Yine böyle sohbetlerden birinde, Hz. Azraîl, mecliste bulunanlardan birine hayretle ve ısrarla bakınca, adamcağız Hz. Süleyman'ın huzuruna çıkar. Benzi sapsarı, korkudan tir tir titrer bir halde, Süleyman aleyhisselâmdan kendisine yardım etmesini ister. Hz. Süleyman bu adama sorar:
''Ne oldu sana böyle? Seni bu kadar korkutan şey nedir?''

 

Adamcağız nefes nefese: ''Azrâil bana öyle öfkeli baktı ki, canımı alacağından korktum. Koşup sana geldim.''

 

Hz. Süleyman, ''Peki, benden isteğin nedir?'' der. Adamcağız, ''Ey canları koruyan adaletli padişah!

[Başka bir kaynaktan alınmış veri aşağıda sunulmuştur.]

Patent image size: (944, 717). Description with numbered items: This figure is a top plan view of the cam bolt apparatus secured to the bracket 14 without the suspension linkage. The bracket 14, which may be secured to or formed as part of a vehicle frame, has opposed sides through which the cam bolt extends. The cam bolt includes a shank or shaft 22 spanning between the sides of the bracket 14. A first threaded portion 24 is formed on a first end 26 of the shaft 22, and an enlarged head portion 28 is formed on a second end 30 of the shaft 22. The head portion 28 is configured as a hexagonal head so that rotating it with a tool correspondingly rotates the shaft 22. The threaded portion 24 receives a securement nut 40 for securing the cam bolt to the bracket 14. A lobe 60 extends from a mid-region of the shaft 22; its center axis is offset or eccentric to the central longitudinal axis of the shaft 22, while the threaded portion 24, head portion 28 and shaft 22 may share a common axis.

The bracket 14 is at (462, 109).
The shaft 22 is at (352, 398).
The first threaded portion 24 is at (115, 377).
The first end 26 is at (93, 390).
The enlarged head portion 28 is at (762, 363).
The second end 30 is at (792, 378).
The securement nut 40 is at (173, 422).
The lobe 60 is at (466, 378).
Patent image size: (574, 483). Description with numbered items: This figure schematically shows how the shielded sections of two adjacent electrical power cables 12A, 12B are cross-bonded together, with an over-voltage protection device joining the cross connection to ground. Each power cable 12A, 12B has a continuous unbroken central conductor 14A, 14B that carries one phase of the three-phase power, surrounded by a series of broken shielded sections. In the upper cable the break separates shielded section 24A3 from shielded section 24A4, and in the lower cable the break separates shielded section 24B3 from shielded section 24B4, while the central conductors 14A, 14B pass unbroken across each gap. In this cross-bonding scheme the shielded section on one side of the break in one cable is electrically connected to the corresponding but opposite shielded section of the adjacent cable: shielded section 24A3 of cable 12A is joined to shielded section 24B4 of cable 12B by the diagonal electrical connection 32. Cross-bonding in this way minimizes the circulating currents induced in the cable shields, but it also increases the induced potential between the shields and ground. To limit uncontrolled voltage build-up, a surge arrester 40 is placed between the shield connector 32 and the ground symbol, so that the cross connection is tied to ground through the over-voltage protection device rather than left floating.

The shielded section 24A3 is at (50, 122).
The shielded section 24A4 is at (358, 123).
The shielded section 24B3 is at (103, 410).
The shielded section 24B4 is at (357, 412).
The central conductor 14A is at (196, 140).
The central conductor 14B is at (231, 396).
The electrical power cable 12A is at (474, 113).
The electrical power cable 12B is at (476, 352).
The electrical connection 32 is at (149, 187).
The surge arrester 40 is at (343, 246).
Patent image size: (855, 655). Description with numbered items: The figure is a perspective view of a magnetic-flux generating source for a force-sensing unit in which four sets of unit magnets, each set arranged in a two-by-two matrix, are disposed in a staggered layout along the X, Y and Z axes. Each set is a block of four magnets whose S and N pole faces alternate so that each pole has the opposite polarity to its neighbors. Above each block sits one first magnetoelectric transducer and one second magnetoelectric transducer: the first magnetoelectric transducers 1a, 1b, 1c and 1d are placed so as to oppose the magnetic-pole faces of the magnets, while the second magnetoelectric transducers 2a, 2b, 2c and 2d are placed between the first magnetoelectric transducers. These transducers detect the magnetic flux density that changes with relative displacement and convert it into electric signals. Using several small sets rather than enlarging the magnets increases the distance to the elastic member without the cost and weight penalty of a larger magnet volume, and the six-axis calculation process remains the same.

Senin hükmün rüzgâra geçer, emret de beni Hindistan'a götürsün. Bel ki o zaman canımı kurtarırım'' der. Süyelman aleyhisselâm rüzgâra, adamı istediği yere bırakmasını emreder. Rüzgâr adamı Hindistan'ın iç taraflarında bir yere uçurarak bırakır.

 

Ertesi gün divan kurulur ve herkes Hz. Süleyman aleyhisselâmın huzurunda toplanır. Hz. Süleyman Azrâil'e, ''Dün bana bir adam geldi. Kendisine öfkeyle baktığını söyledi. O müslümanı evinden barkından, çoluğundan çocuğundan uzaklaştırmak için mi öyle baktın? Sebebi nedir?'' der.

 

Azrâil, ''Ey Süleyman! Ben ona öfkeyle değil, şaşkınlıkla baktım. Çünkü Cenâb-ı Hak bana, "O kulumun canını bugün Hindistan'da al" diye emir buyurmuştu. Ben de o adamı burada görünce şaşırarak kendi kendime, "Bu adamın burada ne işi var? Yüzlerce kanadı olsa Hindistan'a varması çok zor" dedim. Onun için adama tuhaf ve şaşkınlıkla baktım. Fakat Hindistan'a gittiğim zaman adamı orada buldum, ve vazifemi yerine getirdim'' diyerek Hz. Süleyman'ın sorusunu cevaplar.

 

Mesnevî'den

 

Yorum yazabilirsiniz.

Yorumlarınız onaydan sonra yayınlanacak olup eposta adresiniz sitede görünmeyecektir. Lütfen hakaret içeren sözler yazmayınız.
0.007 sn.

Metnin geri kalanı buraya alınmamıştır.